Visite Libre De L'exposition De Tatiana Wolska Habitat Potentiel Pour Une Artiste à Nice le 19 mai 2018

19 samedi mai 2018

11h00

Galerie de la Marine Galerie de la Marine

Plus d'infos sur l'Visite Libre De L'exposition De Tatiana Wolska Habitat Potentiel Pour Une Artiste à Nice

L'exposition Visite Libre De L'exposition De Tatiana Wolska Habitat Potentiel Pour Une Artiste a lieu dans le cadre de la Nuit des musées à Nice 2018.

« Si rien ne change, l'humanité future habitera dans des cartons. (...). Le programme des Nations Unies pour le développement prévoit qu'en 2020 plus de deux milliards de personnes vivront dans des taudis. Les habitants des bidonvilles représentent déjà près de 80 % de la population urbaine des pays les moins développés. Et demain, l'essentiel de la croissance démographique mondiale aura lieu dans les zones urbaines de ces pays, notamment dans leurs bidonvilles. (...) » Mike Davis, Le Pire des mondes possibles, 2008

(...) À mi-chemin entre l'installation, l'environnement, et la sculpture informelle, l'exposition « Habitat potentiel pour une artiste » de Tatiana Wolska propose une expérience physique et cognitive d'une architecture spécifique, à la fois vivante, organique et relationnelle. Sculptrice et dessinatrice, Tatiana Wolska affirme ici une posture expérimentale et subversive en inscrivant cette construction dans le temps de l'action. Pendant trois semaines, cette structure, faite de bric et de broc, a rempli la fonction essentielle d'habitat, extension de la sphère privée de l'artiste, de son lieu de vie et de travail. Entre réalités et rêveries de l'habitat, elle a conçu cet espace alternatif qui ne se définit plus seulement de façon technique mais affective, symbolique et poétique.

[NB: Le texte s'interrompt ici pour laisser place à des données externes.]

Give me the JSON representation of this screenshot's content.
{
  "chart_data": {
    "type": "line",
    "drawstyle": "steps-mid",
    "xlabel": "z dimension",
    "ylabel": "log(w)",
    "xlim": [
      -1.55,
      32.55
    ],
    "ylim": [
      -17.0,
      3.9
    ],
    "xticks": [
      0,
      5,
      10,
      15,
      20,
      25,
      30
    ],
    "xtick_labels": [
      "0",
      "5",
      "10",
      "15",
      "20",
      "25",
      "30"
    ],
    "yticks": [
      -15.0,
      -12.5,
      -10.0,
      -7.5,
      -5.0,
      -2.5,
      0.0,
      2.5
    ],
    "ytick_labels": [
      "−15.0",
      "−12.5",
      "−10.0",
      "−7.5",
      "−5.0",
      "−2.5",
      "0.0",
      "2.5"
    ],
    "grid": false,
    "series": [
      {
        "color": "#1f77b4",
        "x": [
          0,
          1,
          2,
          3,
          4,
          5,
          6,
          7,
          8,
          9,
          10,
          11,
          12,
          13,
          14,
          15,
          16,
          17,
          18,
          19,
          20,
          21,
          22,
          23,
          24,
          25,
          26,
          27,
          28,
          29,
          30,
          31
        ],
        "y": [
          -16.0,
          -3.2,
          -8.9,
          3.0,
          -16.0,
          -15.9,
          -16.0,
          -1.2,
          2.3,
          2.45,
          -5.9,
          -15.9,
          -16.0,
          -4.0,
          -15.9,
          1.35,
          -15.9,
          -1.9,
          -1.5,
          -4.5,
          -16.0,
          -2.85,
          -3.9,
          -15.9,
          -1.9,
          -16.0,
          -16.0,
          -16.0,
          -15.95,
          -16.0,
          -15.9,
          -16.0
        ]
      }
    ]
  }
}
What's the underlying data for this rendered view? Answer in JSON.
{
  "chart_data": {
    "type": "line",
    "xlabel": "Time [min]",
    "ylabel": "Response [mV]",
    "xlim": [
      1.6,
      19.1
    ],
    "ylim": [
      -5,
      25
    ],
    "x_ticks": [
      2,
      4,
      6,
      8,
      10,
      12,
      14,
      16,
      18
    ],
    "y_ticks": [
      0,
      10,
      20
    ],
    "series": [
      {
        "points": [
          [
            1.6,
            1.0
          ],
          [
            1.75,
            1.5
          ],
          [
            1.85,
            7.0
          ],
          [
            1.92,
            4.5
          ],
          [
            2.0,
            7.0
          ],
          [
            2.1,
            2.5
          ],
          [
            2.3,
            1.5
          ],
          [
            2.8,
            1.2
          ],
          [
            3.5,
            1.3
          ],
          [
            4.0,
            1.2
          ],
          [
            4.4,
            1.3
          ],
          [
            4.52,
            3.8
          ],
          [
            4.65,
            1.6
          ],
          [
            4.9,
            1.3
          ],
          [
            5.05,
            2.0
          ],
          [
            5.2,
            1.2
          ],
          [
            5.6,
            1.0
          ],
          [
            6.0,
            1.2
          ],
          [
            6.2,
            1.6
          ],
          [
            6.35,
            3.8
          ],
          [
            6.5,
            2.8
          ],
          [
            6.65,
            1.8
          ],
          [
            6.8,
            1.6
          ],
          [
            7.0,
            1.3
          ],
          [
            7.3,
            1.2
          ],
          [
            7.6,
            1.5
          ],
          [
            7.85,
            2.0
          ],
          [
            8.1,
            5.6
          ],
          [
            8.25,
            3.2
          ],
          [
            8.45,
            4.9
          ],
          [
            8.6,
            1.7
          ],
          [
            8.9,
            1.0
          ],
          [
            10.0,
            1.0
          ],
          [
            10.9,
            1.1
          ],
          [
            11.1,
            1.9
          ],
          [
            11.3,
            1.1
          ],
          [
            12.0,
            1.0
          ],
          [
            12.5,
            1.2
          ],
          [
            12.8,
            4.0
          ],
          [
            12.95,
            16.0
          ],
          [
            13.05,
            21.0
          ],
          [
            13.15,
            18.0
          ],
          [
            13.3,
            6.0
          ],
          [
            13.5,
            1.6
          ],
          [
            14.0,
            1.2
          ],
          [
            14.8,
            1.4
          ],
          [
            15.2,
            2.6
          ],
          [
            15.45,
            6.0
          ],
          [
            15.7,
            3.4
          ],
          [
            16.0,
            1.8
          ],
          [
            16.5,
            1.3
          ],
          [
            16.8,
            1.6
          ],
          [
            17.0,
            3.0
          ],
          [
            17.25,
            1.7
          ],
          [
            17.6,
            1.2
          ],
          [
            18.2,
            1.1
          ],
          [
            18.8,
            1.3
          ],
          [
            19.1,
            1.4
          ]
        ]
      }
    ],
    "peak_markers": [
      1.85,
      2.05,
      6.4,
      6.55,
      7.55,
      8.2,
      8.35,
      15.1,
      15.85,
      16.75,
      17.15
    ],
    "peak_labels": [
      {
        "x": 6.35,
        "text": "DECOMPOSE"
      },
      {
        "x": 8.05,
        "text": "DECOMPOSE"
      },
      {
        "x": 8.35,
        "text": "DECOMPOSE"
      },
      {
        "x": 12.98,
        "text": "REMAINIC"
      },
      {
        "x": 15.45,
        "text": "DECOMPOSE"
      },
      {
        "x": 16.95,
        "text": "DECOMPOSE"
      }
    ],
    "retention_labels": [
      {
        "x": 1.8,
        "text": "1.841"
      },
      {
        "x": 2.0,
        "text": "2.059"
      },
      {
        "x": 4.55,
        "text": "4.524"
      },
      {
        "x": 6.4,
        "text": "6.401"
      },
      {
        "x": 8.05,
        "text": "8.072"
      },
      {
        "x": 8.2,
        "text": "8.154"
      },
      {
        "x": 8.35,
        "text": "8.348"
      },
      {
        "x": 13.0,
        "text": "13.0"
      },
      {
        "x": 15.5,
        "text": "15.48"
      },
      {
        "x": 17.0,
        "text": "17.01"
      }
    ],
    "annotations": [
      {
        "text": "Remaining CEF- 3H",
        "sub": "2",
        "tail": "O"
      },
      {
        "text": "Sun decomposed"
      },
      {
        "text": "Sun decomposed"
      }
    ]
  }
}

(...) Avec « cette volonté de construire, ou simplement de faire quelque chose de ses propres mains », Tatiana Wolska échappe aux formes minimales si présentes dans les lieux d'exposition et les habitations. Pour se faire, elle décharge, trie, fouille les matériaux qu'elle récupère puis les recompose, les agence et les fixe afin de parvenir à une forme, proche à la fois du bâtiment délaissé ou d'une architecture de l'urgence.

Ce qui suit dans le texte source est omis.